Neil Armstrong Elementary serves pre-K through fifth grade.

The students, called Positive Astros, “take responsibility for their learning and are empowered to discover and develop their individual strengths so that they can influence others,” according to literature given to those attending the event.

At most grade levels, students lead their own parent/teacher conferences.

“Our goal is to prepare our students to communicate effectively with others, to take initiative, to have a strong work ethic, and to have integrity in everything they do,” reads one statement in a brochure.

Amanda Tebano’s third-grade class demonstrated their “Thinking Maps.”

Student Anthony Brown said he planned to “become a scientist.” He assisted Camila Gomez-Paniagua who drew on poster board with other students, showing how a thinking map, or a “bubble map,” helps one learn just about anything.

Emme Leal gave a brief lesson.

“If you put an ice cube in a pot, it will melt,” she said. “But if you keep heating it, it will evaporate and turn into gas.”

Eli DeForest then began to write in an explanation which provided more details.

The tours included a hallway dedicated to the school’s namesake.

Bella Shundry and Miliangelys (Mili) Amador-Vargas led the group to a hallway which had artifacts from the school’s founding in 1971, and photographs of astronaut Neil Armstrong, who was the first person to walk on the moon, on July 20, 1969.

Vicky Armentrout Verwey, an art teacher at the school, was in the third-grade during Neil Armstrong Elementary’s first year. Her photo was displayed with her classmates.

Next to the time capsule, sealed on Feb. 7, 1971, were artifacts it once held.

Various awards and proclamations also were on display, including the naming and dedication of Neil Armstrong Elementary.

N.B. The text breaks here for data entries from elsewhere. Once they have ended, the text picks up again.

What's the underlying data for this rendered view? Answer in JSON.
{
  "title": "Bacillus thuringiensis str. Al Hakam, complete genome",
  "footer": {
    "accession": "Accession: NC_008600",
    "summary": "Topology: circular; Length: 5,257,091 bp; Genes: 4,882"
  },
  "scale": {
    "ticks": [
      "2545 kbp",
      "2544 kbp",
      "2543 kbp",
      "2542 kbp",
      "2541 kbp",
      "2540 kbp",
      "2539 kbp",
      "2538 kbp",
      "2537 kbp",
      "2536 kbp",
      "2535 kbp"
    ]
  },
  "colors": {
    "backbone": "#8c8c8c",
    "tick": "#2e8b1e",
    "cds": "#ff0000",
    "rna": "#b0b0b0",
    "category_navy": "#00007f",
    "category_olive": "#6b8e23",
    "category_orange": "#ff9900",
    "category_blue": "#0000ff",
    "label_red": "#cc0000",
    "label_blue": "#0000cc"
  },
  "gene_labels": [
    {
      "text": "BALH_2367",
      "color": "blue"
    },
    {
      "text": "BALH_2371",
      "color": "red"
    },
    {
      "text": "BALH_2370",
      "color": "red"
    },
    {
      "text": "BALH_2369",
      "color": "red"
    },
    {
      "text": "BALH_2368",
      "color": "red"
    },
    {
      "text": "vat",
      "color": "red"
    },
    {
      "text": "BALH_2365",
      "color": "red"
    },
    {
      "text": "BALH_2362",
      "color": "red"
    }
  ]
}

Roxanne Sylver’s class, in conjunction with the other second-grade classes, did projects on community kindness.

Like his project board stated, “Noah Helps Everyone,” Noah Julien's showed photos of him helping his grandmother, helping to clean, plus other photos and objects attached to his poster board.

Damian Marchbank’s project had photos showing how he spent a day helping a neighbor.

Thien Nguyen’s board had photos of him picking up trash, and Havanna Ford had eight sections on her poster board showing eight ways that one can help, and she recited each one.

Miranda Cacique-Caltzontzin talked about how her way of spreading community kindness “is helping my parents.”

Sylver walked over and said Miranda is an ESE student, meaning her native language is not English. However, Miranda spoke beautiful English.

There are more than 720 students attending Neil Armstrong Elementary. The school was honored by being named the 17th Franklin Covey “Leader in Me” Lighthouse School in the World, on Oct. 7, 2011.

There are now about 300 schools around the world that have earned Lighthouse certification by meeting certain criteria, among them, the seven habits of highly successful people — be proactive; begin with the end in mind; put first things first; think win-win; seek first to understand, then to be understood; synergize; and sharpen the saw.